Mort de Guy Bedos : "Il remuait la merde pour la faire remonter jusqu'à ceux qui dirigent", témoigne Josiane Balasko

Josiane Balasko et Guy Bedos manifestant ensemble le 5 octobre 2008 pour les mal-logés.
Josiane Balasko et Guy Bedos manifestant ensemble le 5 octobre 2008 pour les mal-logés. (BORIS HORVAT / AFP)

L'actrice-réalisatrice évoque une "espèce disparue" de comique. "On aurait envie qu'ils aient la permission de ne jamais mourir."

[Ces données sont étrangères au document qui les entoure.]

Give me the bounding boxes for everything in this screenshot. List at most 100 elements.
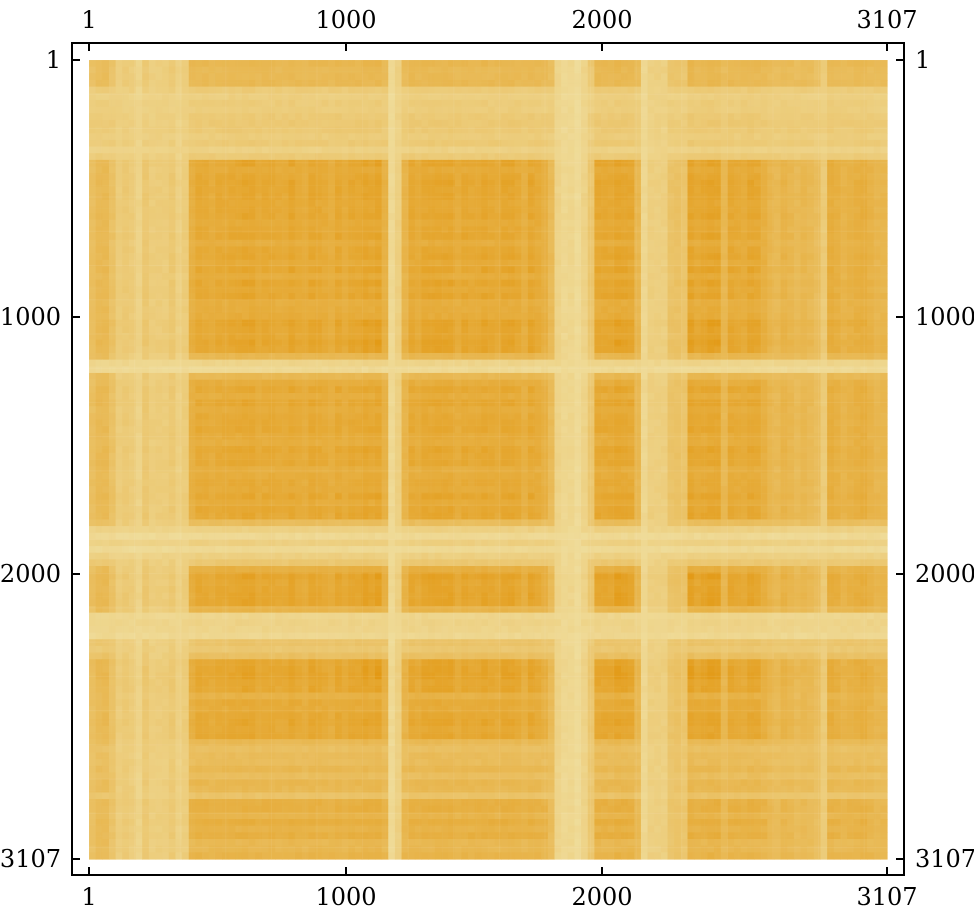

"Pour nous c'était quelqu'un d'important", réagit vendredi 29 mai sur franceinfo Josiane Balasko à la mort jeudi de Guy Bedos, à 85 ans. "Il était drôle sans être ordurier, ce qui maintenant est à la mode. C'était quelqu'un d'engagé. Je l'ai plus connu à travers des manifestations ou des groupes de soutien aux sans-logis. Cela m'a beaucoup touchée parce que ce sont des gens qui font partie de la famille, au même titre que Dabadie", salue l'actrice et réalisatrice qui souligne la concomittance "curieusement" de leur disparition. "C'étaient des magiciens ces gens-là !"

A l'époque de Guy Bedos, "on pouvait faire de l'humour sur tout", dit-elle.

Il n'était pas misogyne, il faisait rire, point. Guy représentait le comique de la gauche avec Coluche. Ils étaient deux.Josiane Balaskoà franceinfo

"Coluche disait, 'je suis là pour faire remonter la merde en haut', rappelle Josiane Balasko. Guy c'était aussi ça, il remuait la merde pour la faire remonter jusqu'à ceux qui dirigent. Ce sont des espèces non seulement menacées, mais disparues, ce genre de comique. On aurait envie qu'ils aient la permission de ne jamais mourir."